Here are two approaches that can help translate TP/TN/FP/FN rates into more quantifiable impact:

1. User impact over time: Look at the absolute number of false positives that are equivalent to the FP rates and normalize as a rate per user over time. This is a qualitative measure but often makes more sense than % rates or absolute numbers. For example, rather than 1% FPs or 2,437 false positives, it may be easier to assess impact from 0.1 false positives per user per day. If this were a secure web gateway, someone in the organization could make a determination of whether a certain FP target is acceptable based on the user impact over time. In this case C2 framework-enabled malware results in breaches, and the user impact is more characterized as downtime or data loss per user over a time period. We have a N% chance of $X loss per user every year. These are often rough estimates, but any start is useful as it can be revised and improved with regular iteration. If impact is assessed in terms of users over time, then it becomes easy to evaluate detection or protection solutions, which often are priced on the number of users per year.
2. Security Operations impact in terms of time, money, and breach probability. Besides end user impact, administrative impact should be assessed, particularly operations people who often spend time on handling detection alerts. The time spent on responding to noisy alerts can be translated directly into FTE salary cost. The additional factor of alert fatigue is a real impact that can be estimated in terms of efficacy (time to respond) and more importantly as the loss of time and attention to truly higher-impact threats that are lost or not investigated. This latter impact becomes a factor in breach impact–breaches are more likely to happen when security operations have too many false positives to investigate and delete.
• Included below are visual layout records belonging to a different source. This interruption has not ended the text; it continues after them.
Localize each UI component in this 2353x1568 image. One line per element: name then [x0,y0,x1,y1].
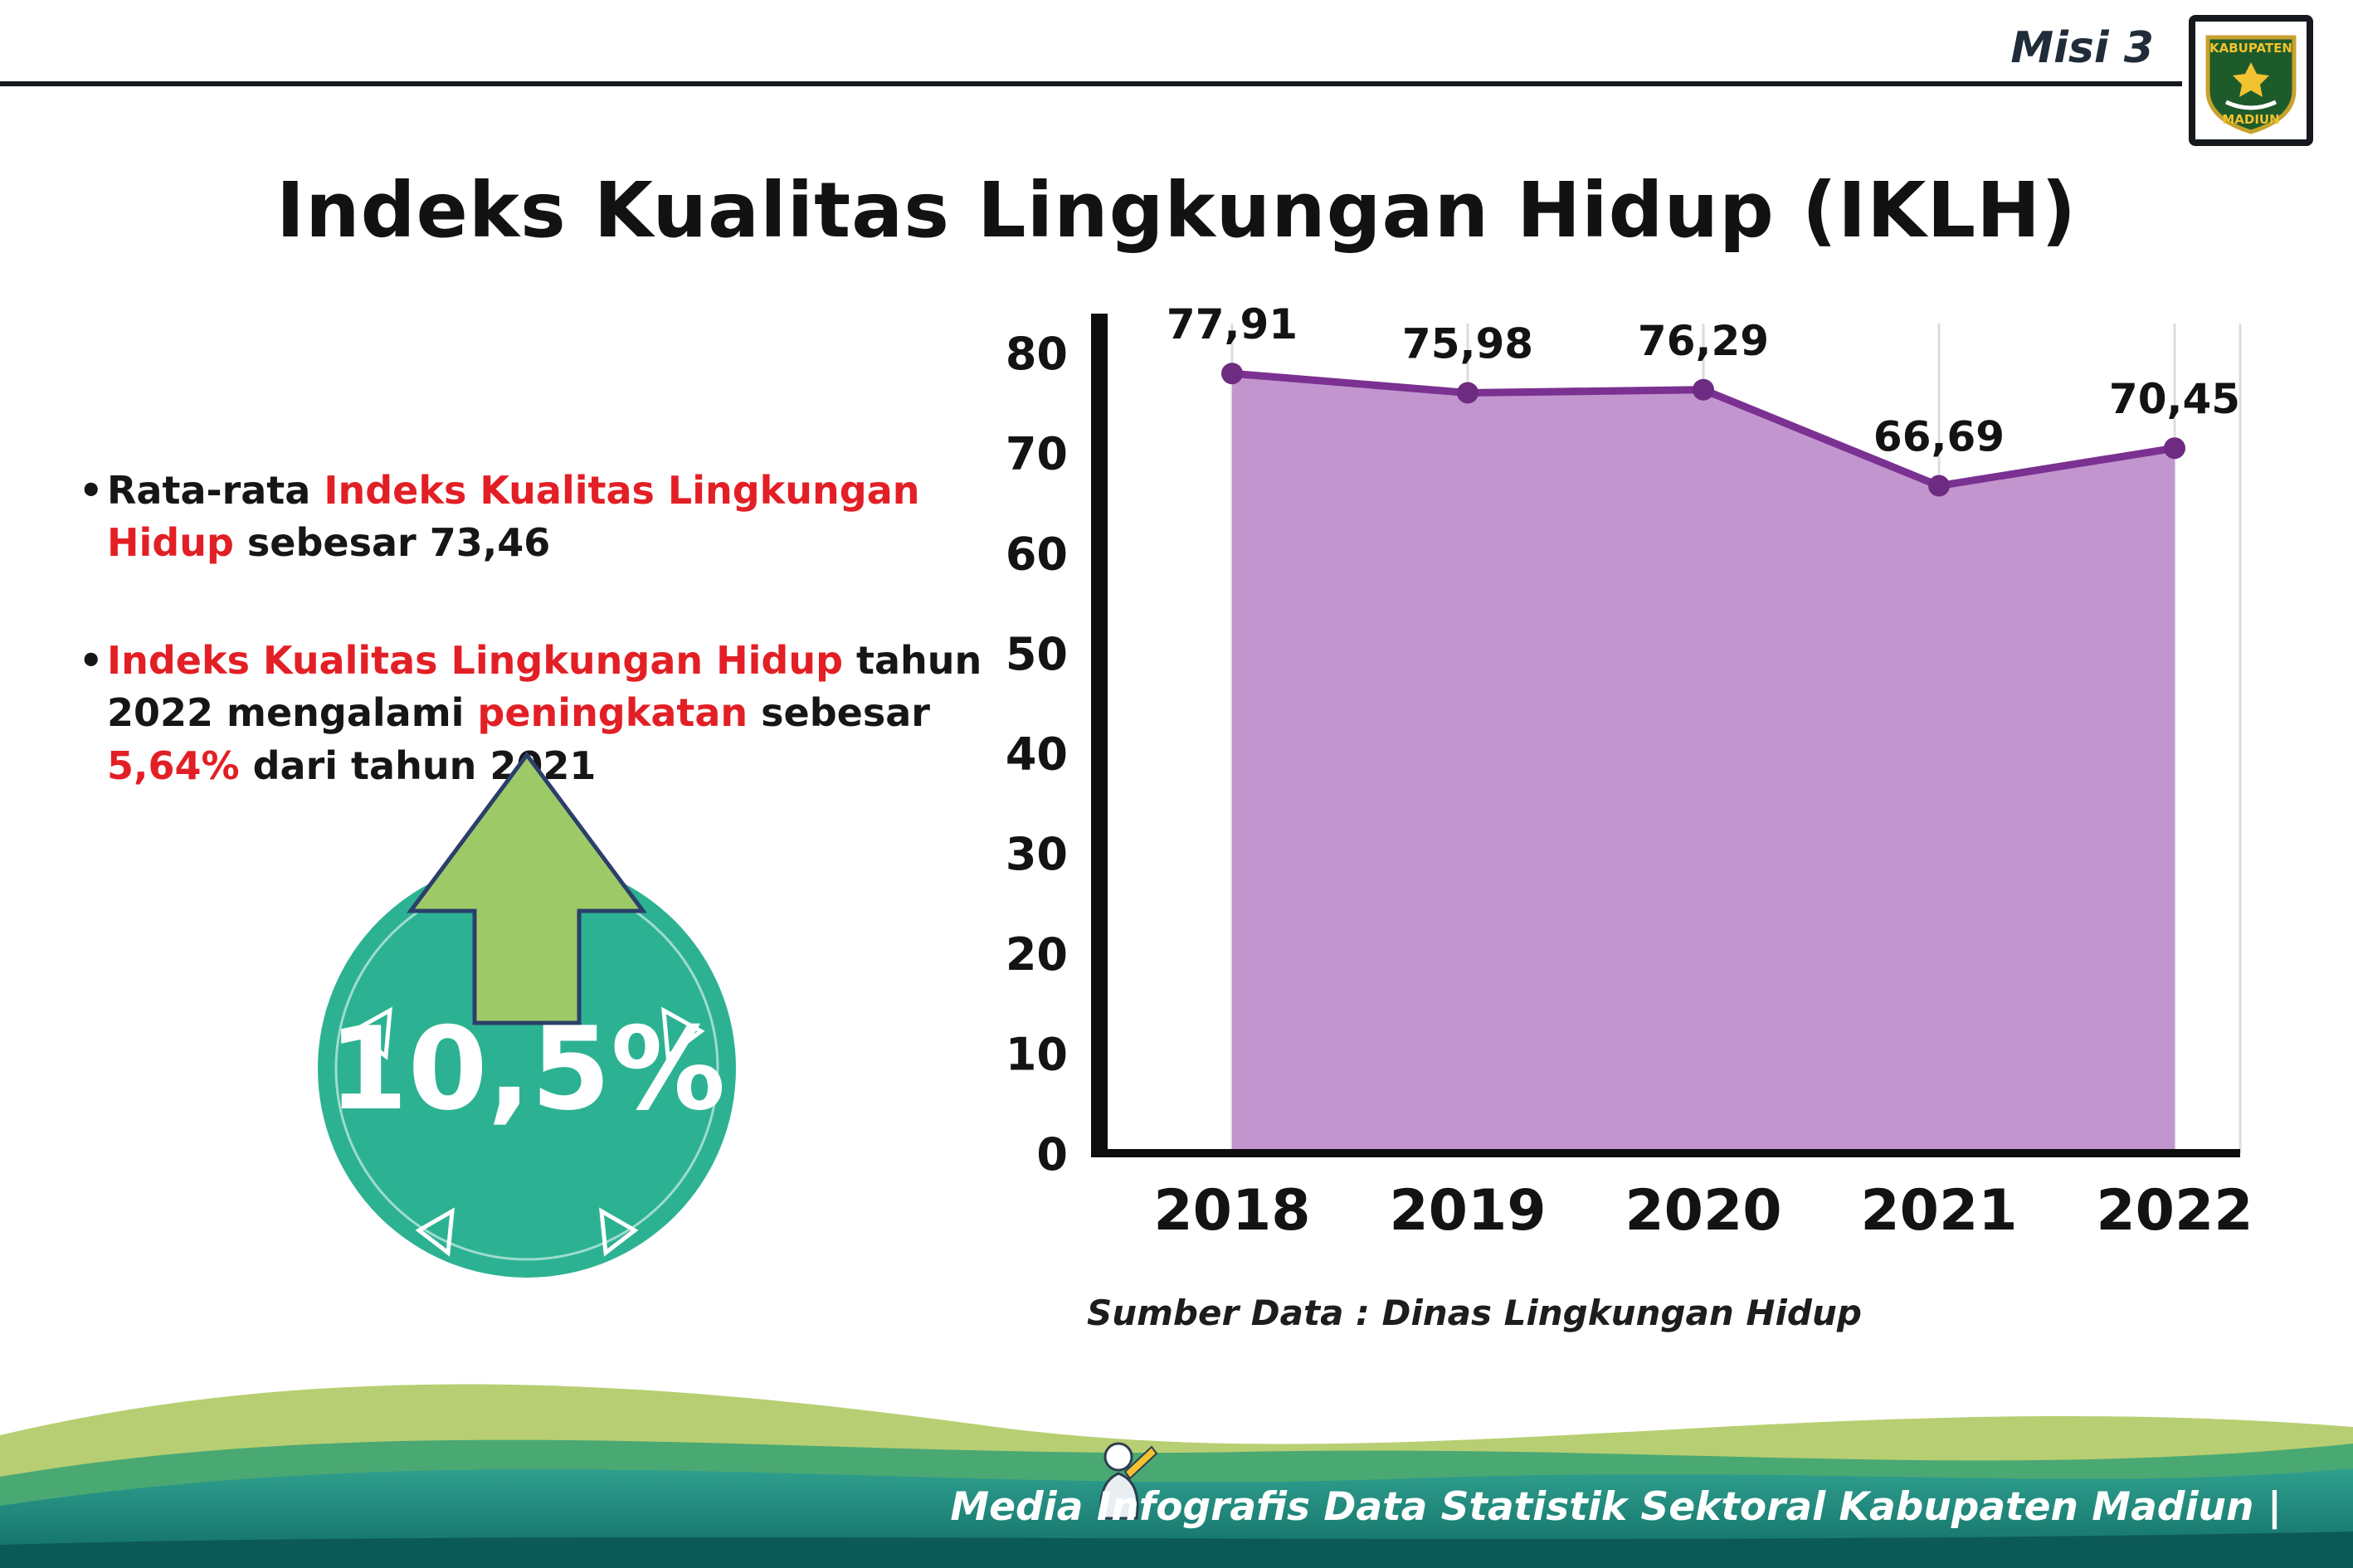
logo-text-bottom: MADIUN [2222,112,2279,127]
footer-wave-decoration [0,1384,2353,1568]
kabupaten-madiun-emblem: KABUPATEN MADIUN [2205,35,2297,134]
data-label: 77,91 [1167,300,1298,348]
badge-value: 10,5% [329,1002,726,1136]
y-tick-label: 60 [1006,528,1068,580]
x-tick-label: 2022 [2096,1178,2253,1244]
badge-tick-right [661,1006,705,1060]
data-point [1693,378,1714,401]
header-rule [0,81,2182,86]
data-label: 70,45 [2109,375,2240,423]
y-tick-label: 20 [1006,928,1068,981]
page-title: Indeks Kualitas Lingkungan Hidup (IKLH) [275,165,2078,255]
bullet-text: Rata-rata Indeks Kualitas Lingkungan Hid… [107,465,1058,570]
up-arrow-icon [407,751,647,1025]
text-segment: tahun 2022 mengalami [107,637,982,736]
data-point [1221,363,1243,385]
y-tick-label: 10 [1006,1028,1068,1080]
key-points: • Rata-rata Indeks Kualitas Lingkungan H… [79,465,1058,857]
area-fill [1232,373,2175,1153]
bullet-marker: • [79,637,104,683]
badge-tick-bottom-right [599,1207,639,1257]
data-label: 76,29 [1638,317,1769,365]
logo-wing [2224,100,2277,110]
y-tick-label: 40 [1006,728,1068,781]
data-point [2164,437,2185,460]
x-tick-label: 2018 [1153,1178,1310,1244]
data-label: 75,98 [1402,319,1533,368]
text-segment: sebesar [748,690,930,736]
bullet-average-iklh: • Rata-rata Indeks Kualitas Lingkungan H… [79,465,1058,570]
badge-tick-left [348,1006,392,1060]
logo-text-top: KABUPATEN [2209,41,2292,56]
x-tick-label: 2021 [1860,1178,2017,1244]
data-point [1928,475,1950,497]
y-tick-label: 0 [1036,1128,1068,1181]
data-point [1457,382,1479,404]
badge-tick-bottom-left [415,1207,455,1257]
misi-label: Misi 3 [2010,23,2154,73]
logo-star [2233,62,2269,97]
footer-wave-bottom [0,1531,2353,1568]
y-tick-label: 80 [1006,328,1068,380]
text-segment: sebesar 73,46 [233,520,551,566]
text-segment: Indeks Kualitas Lingkungan Hidup [107,637,844,683]
bullet-marker: • [79,468,104,513]
data-label: 66,69 [1873,413,2005,461]
kabupaten-madiun-logo: KABUPATEN MADIUN [2189,15,2313,146]
x-tick-label: 2019 [1389,1178,1546,1244]
iklh-area-chart: 77,91 75,98 76,29 66,69 70,45 0 10 20 30 40 50 60 70… [1006,300,2253,1244]
iklh-chart-panel: 77,91 75,98 76,29 66,69 70,45 0 10 20 30 40 50 60 70… [971,274,2348,1402]
increase-badge-graphic: 10,5% [318,751,736,1278]
mascot-icon [1099,1442,1158,1520]
y-tick-label: 70 [1006,428,1068,480]
text-segment: 5,64% [107,743,240,788]
y-tick-label: 30 [1006,828,1068,880]
text-segment: peningkatan [477,690,748,736]
chart-source: Sumber Data : Dinas Lingkungan Hidup [1087,1293,1862,1333]
text-segment: Rata-rata [107,468,324,513]
badge-circle [318,859,736,1278]
y-tick-label: 50 [1006,628,1068,680]
increase-badge: 10,5% [274,737,788,1317]
footer-credit: Media Infografis Data Statistik Sektoral… [950,1484,2282,1530]
x-tick-label: 2020 [1625,1178,1781,1244]
text-segment: Indeks Kualitas Lingkungan Hidup [107,468,920,566]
An impact assessment is often the only way to understand crucial insights such as the true cost from detection efficacy. For example, an overly aggressive detection solution with a configuration of low FNs and high FPs is useless and harmful because security operations waste an inordinate amount of time responding to low-fidelity alerts instead of engaging in higher-leverage activities. Likewise, an overly conservative detection solution with low FPs but high FNs, exposes the organization to high risk for a potential breach, which can be unacceptable from an overall risk assessment view.

Impact should be estimated and assessed at the same time as core TP/FP/TN/FN metrics.

Realistic Testing

Red team with humans, not just automated breach or pen test tools. It is highly recommended to use not only production users and environments for testing C2 beaconing solutions, but also use realistic adversarial scenarios such as pen testing or bug bounties. By adjusting bounty amounts and requirements to show the explicit implantation and successful post-exploitation actions of popular C2 framework toolkits, we can make the “malicious traffic” real and measurable. This could be widened to any C2 beaconing activity including custom code to test resiliency of the detection solution, and the testing requirement should include demonstration of successful daily beaconing activity and command execution over a week, without detection.

If an external pen test or bug bounty program is repeated, the differences in detection rates will be measurable and useful for evaluating efficacy and ROI.

With a rigorous approach to testing, not only will testing efficacy be measured comprehensively, but ongoing targets and goals can be created relative to a current/historical baseline. And certainly, if the same testing and measurements are performed for multiple solutions, it is trivial to compare performance and make buying/implementation decisions.

Research and design involving these concepts and overall approach are discussed in more detail in: Security systems and methods for detecting malleable command and control (Mulugeta).